In the midst of all this there’s a somewhat convoluted storyline about a pathogen dubbed the “About Face virus,” which can alter a person’s body to their wishes. The man behind this is Gen. Henry Kenkoy, a former U.S. Department of Defense guy who wanted to use the general public as guinea pigs for the virus. After a failed experiment, Kenkoy killed off his entire team except for a lone telepath Eddie Passim, who knows where the last remaining vial of the virus exists.

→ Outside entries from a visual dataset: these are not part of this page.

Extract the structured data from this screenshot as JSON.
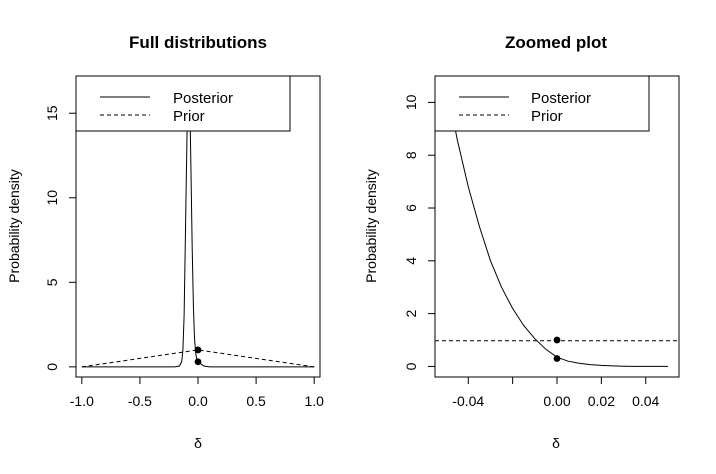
{
  "chart_data": [
    {
      "type": "line",
      "title": "Full distributions",
      "xlabel": "δ",
      "ylabel": "Probability density",
      "xlim": [
        -1.05,
        1.05
      ],
      "ylim": [
        -0.6,
        17.2
      ],
      "xticks": [
        -1.0,
        -0.5,
        0.0,
        0.5,
        1.0
      ],
      "xtick_labels": [
        "-1.0",
        "-0.5",
        "0.0",
        "0.5",
        "1.0"
      ],
      "yticks": [
        0,
        5,
        10,
        15
      ],
      "ytick_labels": [
        "0",
        "5",
        "10",
        "15"
      ],
      "legend": {
        "position": "top-left",
        "entries": [
          "Posterior",
          "Prior"
        ]
      },
      "series": [
        {
          "name": "Posterior",
          "style": "solid",
          "x": [
            -1.0,
            -0.5,
            -0.2,
            -0.16,
            -0.14,
            -0.13,
            -0.12,
            -0.11,
            -0.1,
            -0.09,
            -0.08,
            -0.07,
            -0.06,
            -0.05,
            -0.04,
            -0.03,
            -0.02,
            -0.01,
            0.0,
            0.05,
            0.1,
            0.5,
            1.0
          ],
          "y": [
            0,
            0,
            0,
            0.05,
            0.3,
            1.0,
            3.0,
            7.0,
            11.5,
            15.5,
            17.2,
            15.5,
            11.5,
            7.0,
            3.6,
            1.7,
            0.8,
            0.45,
            0.3,
            0.05,
            0.0,
            0.0,
            0.0
          ]
        },
        {
          "name": "Prior",
          "style": "dashed",
          "x": [
            -1.0,
            -0.8,
            -0.6,
            -0.4,
            -0.2,
            0.0,
            0.2,
            0.4,
            0.6,
            0.8,
            1.0
          ],
          "y": [
            0.0,
            0.2,
            0.4,
            0.6,
            0.8,
            1.0,
            0.8,
            0.6,
            0.4,
            0.2,
            0.0
          ]
        }
      ],
      "points": [
        {
          "x": 0.0,
          "y": 1.0
        },
        {
          "x": 0.0,
          "y": 0.3
        }
      ]
    },
    {
      "type": "line",
      "title": "Zoomed plot",
      "xlabel": "δ",
      "ylabel": "Probability density",
      "xlim": [
        -0.055,
        0.055
      ],
      "ylim": [
        -0.4,
        11.0
      ],
      "xticks": [
        -0.04,
        -0.02,
        0.0,
        0.02,
        0.04
      ],
      "xtick_labels": [
        "-0.04",
        "",
        "0.00",
        "0.02",
        "0.04"
      ],
      "yticks": [
        0,
        2,
        4,
        6,
        8,
        10
      ],
      "ytick_labels": [
        "0",
        "2",
        "4",
        "6",
        "8",
        "10"
      ],
      "legend": {
        "position": "top-left",
        "entries": [
          "Posterior",
          "Prior"
        ]
      },
      "series": [
        {
          "name": "Posterior",
          "style": "solid",
          "x": [
            -0.055,
            -0.05,
            -0.045,
            -0.04,
            -0.035,
            -0.03,
            -0.025,
            -0.02,
            -0.015,
            -0.01,
            -0.005,
            0.0,
            0.005,
            0.01,
            0.015,
            0.02,
            0.025,
            0.03,
            0.035,
            0.04,
            0.05
          ],
          "y": [
            13.5,
            10.8,
            8.6,
            6.8,
            5.3,
            4.0,
            3.0,
            2.2,
            1.55,
            1.05,
            0.65,
            0.35,
            0.2,
            0.12,
            0.07,
            0.04,
            0.02,
            0.01,
            0.0,
            0.0,
            0.0
          ]
        },
        {
          "name": "Prior",
          "style": "dashed",
          "x": [
            -0.055,
            0.055
          ],
          "y": [
            0.97,
            0.97
          ]
        }
      ],
      "points": [
        {
          "x": 0.0,
          "y": 1.0
        },
        {
          "x": 0.0,
          "y": 0.3
        }
      ]
    }
  ]
}
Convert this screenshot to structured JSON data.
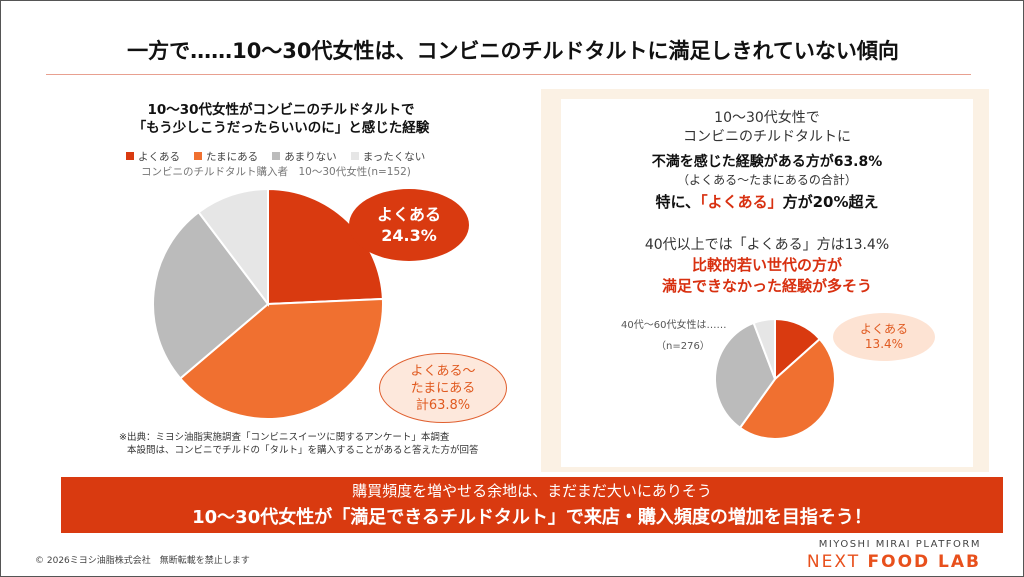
{
  "title": "一方で……10～30代女性は、コンビニのチルドタルトに満足しきれていない傾向",
  "colors": {
    "accent": "#d93a10",
    "orange": "#f07030",
    "gray": "#bbbbbb",
    "light": "#e6e6e6"
  },
  "chart_data": [
    {
      "type": "pie",
      "title_lines": [
        "10～30代女性がコンビニのチルドタルトで",
        "「もう少しこうだったらいいのに」と感じた経験"
      ],
      "subtitle": "コンビニのチルドタルト購入者　10～30代女性(n=152)",
      "legend_position": "top",
      "categories": [
        "よくある",
        "たまにある",
        "あまりない",
        "まったくない"
      ],
      "values": [
        24.3,
        39.5,
        25.9,
        10.3
      ],
      "colors": [
        "#d93a10",
        "#f07030",
        "#bbbbbb",
        "#e6e6e6"
      ],
      "annotations": [
        {
          "lines": [
            "よくある",
            "24.3%"
          ]
        },
        {
          "lines": [
            "よくある～",
            "たまにある",
            "計63.8%"
          ]
        }
      ]
    },
    {
      "type": "pie",
      "label": "40代～60代女性は……",
      "n": "（n=276）",
      "categories": [
        "よくある",
        "たまにある",
        "あまりない",
        "まったくない"
      ],
      "values": [
        13.4,
        46.5,
        34.3,
        5.8
      ],
      "colors": [
        "#d93a10",
        "#f07030",
        "#bbbbbb",
        "#e6e6e6"
      ],
      "annotations": [
        {
          "lines": [
            "よくある",
            "13.4%"
          ]
        }
      ]
    }
  ],
  "source": [
    "※出典：ミヨシ油脂実施調査「コンビニスイーツに関するアンケート」本調査",
    "本設問は、コンビニでチルドの「タルト」を購入することがあると答えた方が回答"
  ],
  "panel": {
    "l1": "10～30代女性で",
    "l2": "コンビニのチルドタルトに",
    "l3": "不満を感じた経験がある方が63.8%",
    "l4": "（よくある～たまにあるの合計）",
    "l5a": "特に、",
    "l5b": "「よくある」",
    "l5c": "方が20%超え",
    "l6": "40代以上では「よくある」方は13.4%",
    "l7": "比較的若い世代の方が",
    "l8": "満足できなかった経験が多そう"
  },
  "banner": {
    "line1": "購買頻度を増やせる余地は、まだまだ大いにありそう",
    "line2": "10～30代女性が「満足できるチルドタルト」で来店・購入頻度の増加を目指そう！"
  },
  "footer": {
    "copyright": "© 2026ミヨシ油脂株式会社　無断転載を禁止します",
    "brand_top": "MIYOSHI MIRAI PLATFORM",
    "brand_a": "NEXT ",
    "brand_b": "FOOD LAB"
  }
}
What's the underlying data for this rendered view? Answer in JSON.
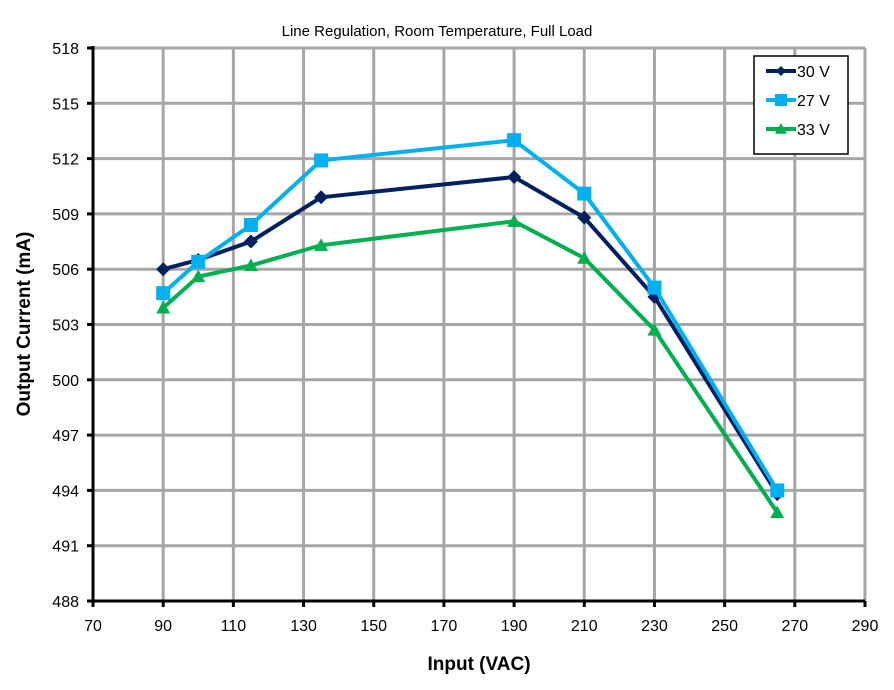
{
  "chart_data": {
    "type": "line",
    "title": "Line Regulation, Room Temperature, Full Load",
    "xlabel": "Input (VAC)",
    "ylabel": "Output Current (mA)",
    "xlim": [
      70,
      290
    ],
    "ylim": [
      488,
      518
    ],
    "xticks": [
      70,
      90,
      110,
      130,
      150,
      170,
      190,
      210,
      230,
      250,
      270,
      290
    ],
    "yticks": [
      488,
      491,
      494,
      497,
      500,
      503,
      506,
      509,
      512,
      515,
      518
    ],
    "grid": true,
    "legend_position": "top-right",
    "series": [
      {
        "name": "30 V",
        "color": "#002060",
        "marker": "diamond",
        "x": [
          90,
          100,
          115,
          135,
          190,
          210,
          230,
          265
        ],
        "values": [
          506.0,
          506.5,
          507.5,
          509.9,
          511.0,
          508.8,
          504.5,
          493.8
        ]
      },
      {
        "name": "27 V",
        "color": "#00B0F0",
        "marker": "square",
        "x": [
          90,
          100,
          115,
          135,
          190,
          210,
          230,
          265
        ],
        "values": [
          504.7,
          506.4,
          508.4,
          511.9,
          513.0,
          510.1,
          505.0,
          494.0
        ]
      },
      {
        "name": "33 V",
        "color": "#00B050",
        "marker": "triangle",
        "x": [
          90,
          100,
          115,
          135,
          190,
          210,
          230,
          265
        ],
        "values": [
          503.9,
          505.6,
          506.2,
          507.3,
          508.6,
          506.6,
          502.7,
          492.8
        ]
      }
    ]
  }
}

So Kenkoy and Passim are looking for each other, and Daredevil is looking for both, and somehow there’s a shot of Elektra’s sai suggesting that SHE’S in the middle of all this …
If this next statement makes me sound too ignorant here I apologize but this is all WAY too complicated. You want to know why (in my opinion at least) Frank Miller’s first run on Daredevil is so celebrated? Because while completely reimaging the character and adding a ton of new layers to his characterization, he managed to keep the primary plot points very simple and straightforward. When reading those comics, at no point am I sitting there trying to figure out who knows who, what happened when, who’s a telepath and who has somebody’s “essence.” Daredevil #321 moves rapid fire between all of these characters without letting anything maturate. There’s a Nick Fury cameo at the end and even VENOM is shoehorned into this thing at one point (presumably because the Venom: Lethal Protector series had just been launched).
I shouldn’t need an index to track down every character and plot point mentioned in a single issue of a comic book. It makes Chichester’s script very frustrating to read and I think the ADD-nature of the comic doesn’t do McDaniel’s pencils any favors either, as the composition for a lot of his characters look rushed and slapdashed. In other words, just another early 90s comic from the “House of Ideas.”